Дружинник с большими ступнями вернулся так же неслышно, как уходил, лишь медный кончик пояса бряцал о кольчугу в такт движениям, скупым, как у зверя, и, как у зверя, стремительным. Доложил на ухо князю: отряд отправился к Волхову за опасными волхвами. Покосился на вестника. Бул услышал, от природы острый его слух еще более обострился в минуту опасности; Бул выпрямился, еще более, до некуда. Если гриди и среди ночи в стенах кремля, у себя дома, в кольчугах расхаживают – попробуй, походи-ка в такой тяжести, – значит, перемены совсем близко подошли, не зря князь стережется. Но надо отвечать на вопрос князя, вон сколько равнодушных и сколько настороженных глаз следит за кощунником.

– Отговорить друзей? От попытки узнать грядущее? Они бы не услышали меня: прельстившись чудом, подошли к древу жизни слишком близко и видят только часть правды, только маленький кусочек растрескавшейся коры и отсвет зеленого шелка в трещинах. Узнай друзья о моем несогласии и противостоянии – сами бы остановили меня, не пожалели, может, навсегда бы остановили.

– Но ты опередил, да? Говоришь складно и важно – заслушаешься! Видишь всю правду, смотришь издалека на древо жизни. Привык к соколиному зрению, живя при дворе царя греческой земли, так? А ведь ты не сокол, ты Соловей. Зачем бесхитростному соловью зоркость?
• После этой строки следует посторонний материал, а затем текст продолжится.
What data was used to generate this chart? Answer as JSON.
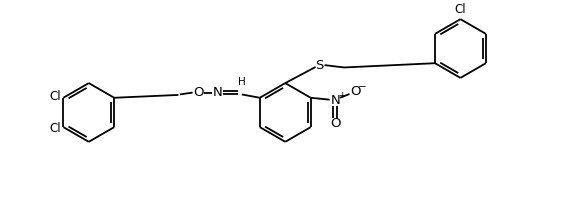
{
  "background_color": "#ffffff",
  "line_color": "#000000",
  "line_width": 1.3,
  "font_size": 8.5,
  "fig_width": 5.8,
  "fig_height": 2.18,
  "dpi": 100,
  "xlim": [
    0,
    11.6
  ],
  "ylim": [
    -1.0,
    3.4
  ]
}
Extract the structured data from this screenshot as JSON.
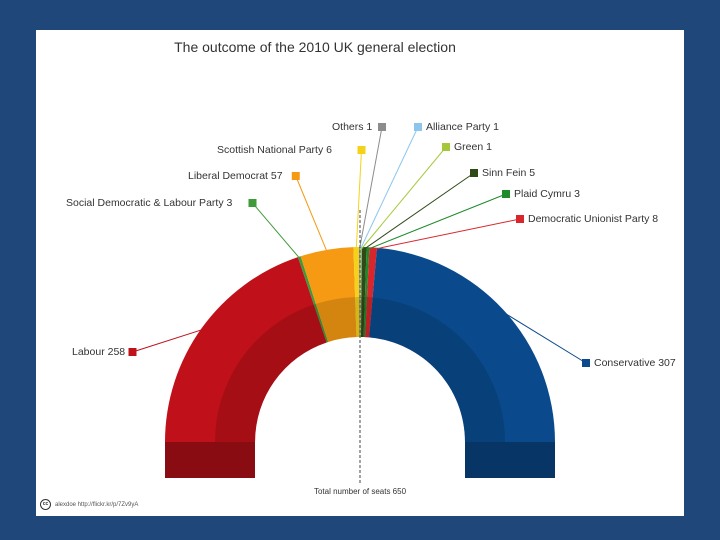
{
  "chart_data": {
    "type": "pie",
    "subtype": "semicircle-parliament",
    "title": "The outcome  of the 2010 UK general election",
    "total_label": "Total number of seats 650",
    "total": 650,
    "series": [
      {
        "name": "Labour",
        "value": 258,
        "label": "Labour 258",
        "color": "#c0101a"
      },
      {
        "name": "Social Democratic & Labour Party",
        "value": 3,
        "label": "Social Democratic & Labour Party 3",
        "color": "#3f9a3a"
      },
      {
        "name": "Liberal Democrat",
        "value": 57,
        "label": "Liberal Democrat 57",
        "color": "#f59a12"
      },
      {
        "name": "Scottish National Party",
        "value": 6,
        "label": "Scottish National Party  6",
        "color": "#f5d21a"
      },
      {
        "name": "Others",
        "value": 1,
        "label": "Others 1",
        "color": "#8c8c8c"
      },
      {
        "name": "Alliance Party",
        "value": 1,
        "label": "Alliance Party 1",
        "color": "#8cc6ee"
      },
      {
        "name": "Green",
        "value": 1,
        "label": "Green 1",
        "color": "#a5c83a"
      },
      {
        "name": "Sinn Fein",
        "value": 5,
        "label": "Sinn Fein 5",
        "color": "#2f4a16"
      },
      {
        "name": "Plaid Cymru",
        "value": 3,
        "label": "Plaid Cymru 3",
        "color": "#1f8a2a"
      },
      {
        "name": "Democratic Unionist Party",
        "value": 8,
        "label": "Democratic Unionist Party 8",
        "color": "#d8262c"
      },
      {
        "name": "Conservative",
        "value": 307,
        "label": "Conservative 307",
        "color": "#0a4a8c"
      }
    ]
  },
  "credit": {
    "text": "alexdoe http://flickr.kr/p/7Zv9yA"
  }
}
За твои складные кощуны там, у чужого царя, платили немало тяжеленьких слепых золотых монет. А вещий князь Олег заботился о твоем прожорливом многочисленном выводке здесь. Худо ли? Ты еще уверял, будто бы семью с тобой не пускают. Не лгал, часом? – князь Игорь в другой раз засмеялся, закашлял, как от едкого дыма, как от костра с вереском.